Così come, sempre secondo il designer polacco, non ha senso la «pigrizia creativa» dei grandi cantieri francesi che si sono limitati a clonare lo stesso catamarano in varie scale e senza preoccuparsi di renderlo né più attraente né di attualizzarlo per quanto riguarda scelte stilistiche, tecniche e funzionali. Mentre all'estremo opposto dei risultati da ottenere è la possibilità di portare le soluzioni oggi applicate sui grandi yacht a bordo di barche di dimensioni e costi ridotti, per renderle accessibili al maggior numero di diportisti possibile.

Prosegue Robert: «Nel mondo dei multiscafi c'è ancora molto da fare. I processi di creazione durano a lungo, spesso ho visto che ci vogliono fino a 8 anni per avere la barca che si pensava. Dal concept iniziale, si passa allo sviluppo del progetto, poi alle implementazioni tecniche, alla realizzazione dei piani produttivi per arrivare infine alla barca costruita che comunque ha bisogno di una messa a punto finale. E alla fine deve piacerti, ti ci devi trovare bene "dentro". Credi ai tuoi sensi, fidati di ciò che provi: è un mio riferimento, che applico nella vita professionale o personale che sia. Alla fine, anche ciò che realizzi professionalmente è il tuo bambino, non puoi non relazionartici anche in maniera sentimentale». 

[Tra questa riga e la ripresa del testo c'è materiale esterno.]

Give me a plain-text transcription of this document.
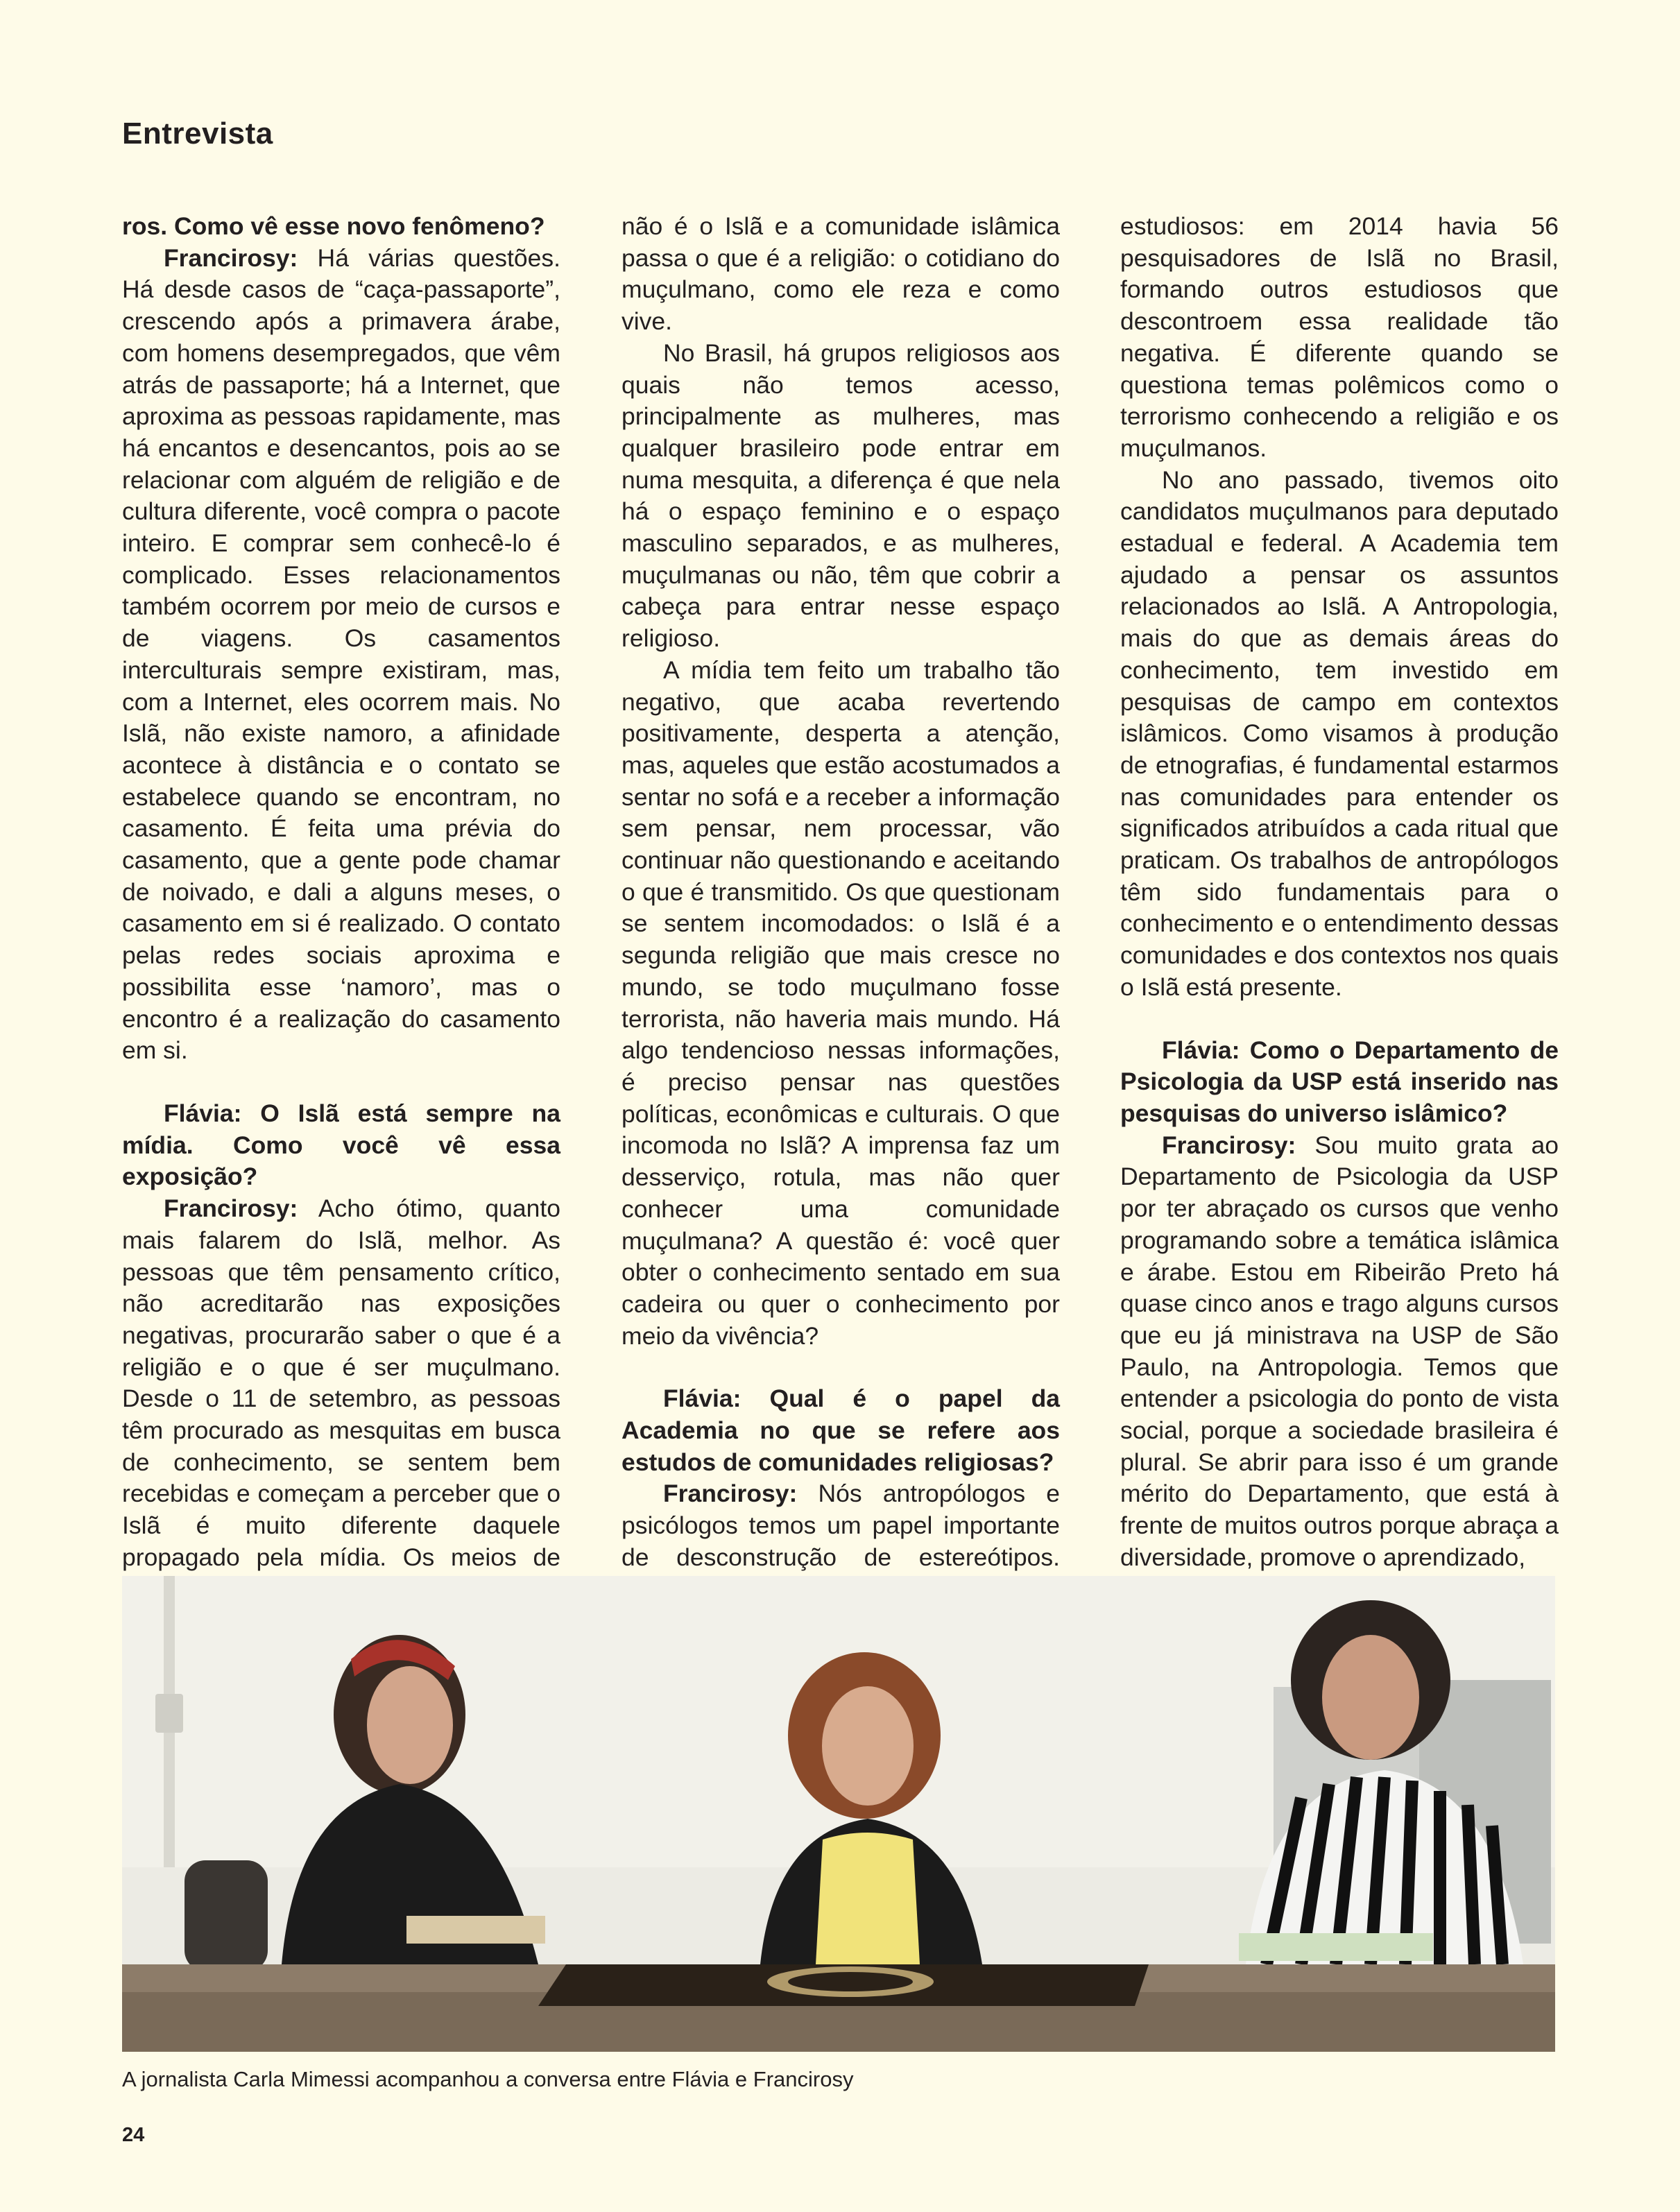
Entrevista

ros. Como vê esse novo fenômeno?

Francirosy: Há várias questões. Há desde casos de “caça-passaporte”, crescendo após a primavera árabe, com homens desempregados, que vêm atrás de passaporte; há a Internet, que aproxima as pessoas rapidamente, mas há encantos e desencantos, pois ao se relacionar com alguém de religião e de cultura diferente, você compra o pacote inteiro. E comprar sem conhecê-lo é complicado. Esses relacionamentos também ocorrem por meio de cursos e de viagens. Os casamentos interculturais sempre existiram, mas, com a Internet, eles ocorrem mais. No Islã, não existe namoro, a afinidade acontece à distância e o contato se estabelece quando se encontram, no casamento. É feita uma prévia do casamento, que a gente pode chamar de noivado, e dali a alguns meses, o casamento em si é realizado. O contato pelas redes sociais aproxima e possibilita esse ‘namoro’, mas o encontro é a realização do casamento em si.

Flávia: O Islã está sempre na mídia. Como você vê essa exposição?

Francirosy: Acho ótimo, quanto mais falarem do Islã, melhor. As pessoas que têm pensamento crítico, não acreditarão nas exposições negativas, procurarão saber o que é a religião e o que é ser muçulmano. Desde o 11 de setembro, as pessoas têm procurado as mesquitas em busca de conhecimento, se sentem bem recebidas e começam a perceber que o Islã é muito diferente daquele propagado pela mídia. Os meios de

não é o Islã e a comunidade islâmica passa o que é a religião: o cotidiano do muçulmano, como ele reza e como vive.

No Brasil, há grupos religiosos aos quais não temos acesso, principalmente as mulheres, mas qualquer brasileiro pode entrar em numa mesquita, a diferença é que nela há o espaço feminino e o espaço masculino separados, e as mulheres, muçulmanas ou não, têm que cobrir a cabeça para entrar nesse espaço religioso.

A mídia tem feito um trabalho tão negativo, que acaba revertendo positivamente, desperta a atenção, mas, aqueles que estão acostumados a sentar no sofá e a receber a informação sem pensar, nem processar, vão continuar não questionando e aceitando o que é transmitido. Os que questionam se sentem incomodados: o Islã é a segunda religião que mais cresce no mundo, se todo muçulmano fosse terrorista, não haveria mais mundo. Há algo tendencioso nessas informações, é preciso pensar nas questões políticas, econômicas e culturais. O que incomoda no Islã? A imprensa faz um desserviço, rotula, mas não quer conhecer uma comunidade muçulmana? A questão é: você quer obter o conhecimento sentado em sua cadeira ou quer o conhecimento por meio da vivência?

Flávia: Qual é o papel da Academia no que se refere aos estudos de comunidades religiosas?

Francirosy: Nós antropólogos e psicólogos temos um papel importante de desconstrução de estereótipos.

estudiosos: em 2014 havia 56 pesquisadores de Islã no Brasil, formando outros estudiosos que descontroem essa realidade tão negativa. É diferente quando se questiona temas polêmicos como o terrorismo conhecendo a religião e os muçulmanos.

No ano passado, tivemos oito candidatos muçulmanos para deputado estadual e federal. A Academia tem ajudado a pensar os assuntos relacionados ao Islã. A Antropologia, mais do que as demais áreas do conhecimento, tem investido em pesquisas de campo em contextos islâmicos. Como visamos à produção de etnografias, é fundamental estarmos nas comunidades para entender os significados atribuídos a cada ritual que praticam. Os trabalhos de antropólogos têm sido fundamentais para o conhecimento e o entendimento dessas comunidades e dos contextos nos quais o Islã está presente.

Flávia: Como o Departamento de Psicologia da USP está inserido nas pesquisas do universo islâmico?

Francirosy: Sou muito grata ao Departamento de Psicologia da USP por ter abraçado os cursos que venho programando sobre a temática islâmica e árabe. Estou em Ribeirão Preto há quase cinco anos e trago alguns cursos que eu já ministrava na USP de São Paulo, na Antropologia. Temos que entender a psicologia do ponto de vista social, porque a sociedade brasileira é plural. Se abrir para isso é um grande mérito do Departamento, que está à frente de muitos outros porque abraça a diversidade, promove o aprendizado,

A jornalista Carla Mimessi acompanhou a conversa entre Flávia e Francirosy
24
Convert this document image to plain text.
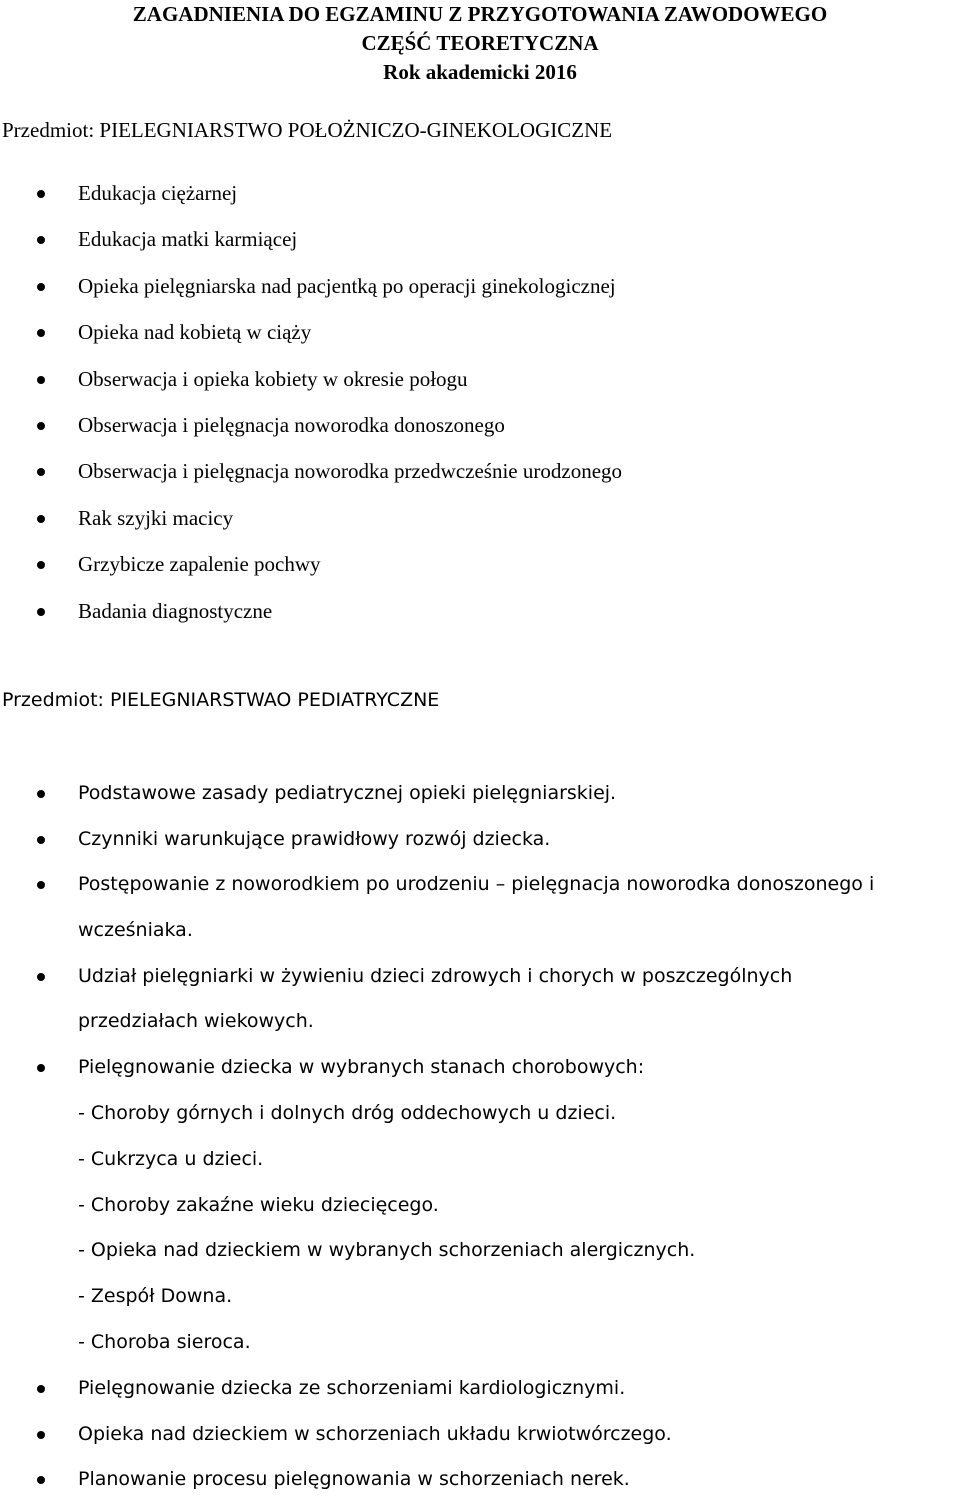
ZAGADNIENIA DO EGZAMINU Z PRZYGOTOWANIA ZAWODOWEGO
CZĘŚĆ TEORETYCZNA
Rok akademicki 2016
Przedmiot: PIELEGNIARSTWO POŁOŻNICZO-GINEKOLOGICZNE
Edukacja ciężarnej
Edukacja matki karmiącej
Opieka pielęgniarska nad pacjentką po operacji ginekologicznej
Opieka nad kobietą w ciąży
Obserwacja i opieka kobiety w okresie połogu
Obserwacja i pielęgnacja noworodka donoszonego
Obserwacja i pielęgnacja noworodka przedwcześnie urodzonego
Rak szyjki macicy
Grzybicze zapalenie pochwy
Badania diagnostyczne
Przedmiot: PIELEGNIARSTWAO PEDIATRYCZNE
Podstawowe zasady pediatrycznej opieki pielęgniarskiej.
Czynniki warunkujące prawidłowy rozwój dziecka.
Postępowanie z noworodkiem po urodzeniu – pielęgnacja noworodka donoszonego i
wcześniaka.
Udział pielęgniarki w żywieniu dzieci zdrowych i chorych w poszczególnych
przedziałach wiekowych.
Pielęgnowanie dziecka w wybranych stanach chorobowych:
- Choroby górnych i dolnych dróg oddechowych u dzieci.
- Cukrzyca u dzieci.
- Choroby zakaźne wieku dziecięcego.
- Opieka nad dzieckiem w wybranych schorzeniach alergicznych.
- Zespół Downa.
- Choroba sieroca.
Pielęgnowanie dziecka ze schorzeniami kardiologicznymi.
Opieka nad dzieckiem w schorzeniach układu krwiotwórczego.
Planowanie procesu pielęgnowania w schorzeniach nerek.
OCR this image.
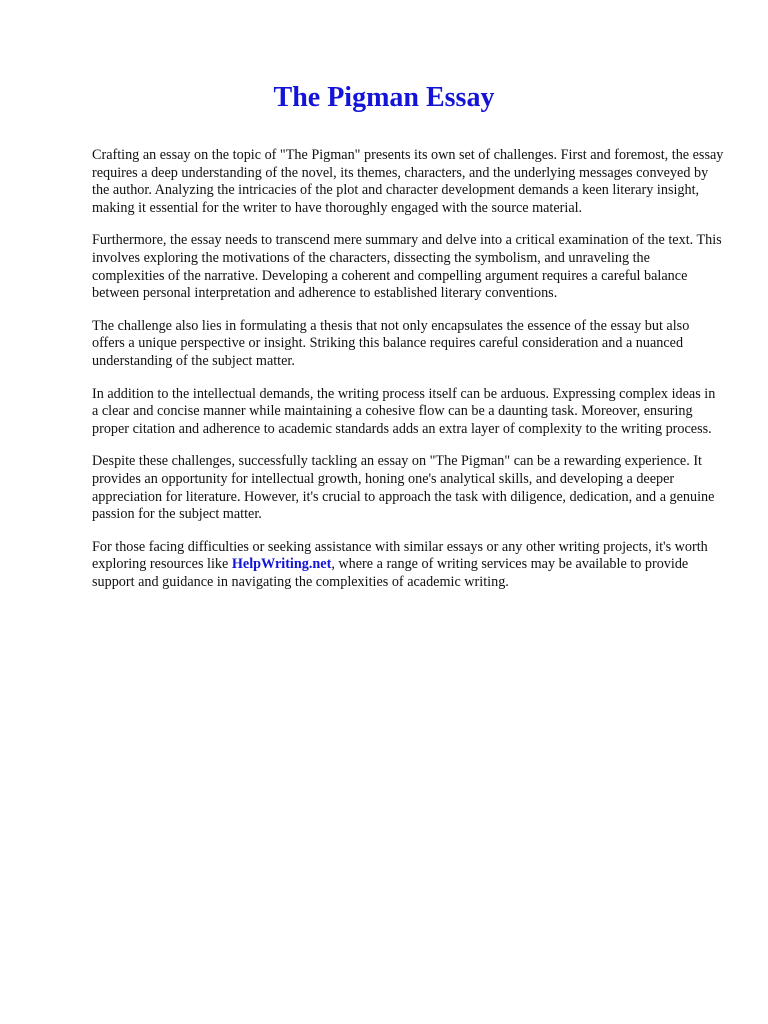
The Pigman Essay

Crafting an essay on the topic of "The Pigman" presents its own set of challenges. First and foremost, the essay requires a deep understanding of the novel, its themes, characters, and the underlying messages conveyed by the author. Analyzing the intricacies of the plot and character development demands a keen literary insight, making it essential for the writer to have thoroughly engaged with the source material.

Furthermore, the essay needs to transcend mere summary and delve into a critical examination of the text. This involves exploring the motivations of the characters, dissecting the symbolism, and unraveling the complexities of the narrative. Developing a coherent and compelling argument requires a careful balance between personal interpretation and adherence to established literary conventions.

The challenge also lies in formulating a thesis that not only encapsulates the essence of the essay but also offers a unique perspective or insight. Striking this balance requires careful consideration and a nuanced understanding of the subject matter.

In addition to the intellectual demands, the writing process itself can be arduous. Expressing complex ideas in a clear and concise manner while maintaining a cohesive flow can be a daunting task. Moreover, ensuring proper citation and adherence to academic standards adds an extra layer of complexity to the writing process.

Despite these challenges, successfully tackling an essay on "The Pigman" can be a rewarding experience. It provides an opportunity for intellectual growth, honing one's analytical skills, and developing a deeper appreciation for literature. However, it's crucial to approach the task with diligence, dedication, and a genuine passion for the subject matter.

For those facing difficulties or seeking assistance with similar essays or any other writing projects, it's worth exploring resources like HelpWriting.net, where a range of writing services may be available to provide support and guidance in navigating the complexities of academic writing.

E, per concludere, come prevede di cambiare il futuro dei multiscafi un designer che non si stufa di guardare avanti come Blazejak? «Voglio innanzitutto cambiare il modo in cui un diportista guarda un catamarano, voglio renderlo consapevole della filosofia che c'è dietro a un'imbarcazione del genere; voglio che cominci a trovarlo affascinante come un monoscafo e che lo prenda in considerazione in quanto "barca" con qualità differenti, non in quanto oggetto "brutto, ma buono". Sto lavorando all'idea di un explorer cat, dalle linee diverse dal solito: mi pongo il compito di ridefinire i multiscafi. Per dire quello che in termini di contributo allo yacht design hanno svolto i Blue Game e gli Arcadia, che hanno saputo offrire qualcosa di diverso da ciò che già si vede in giro».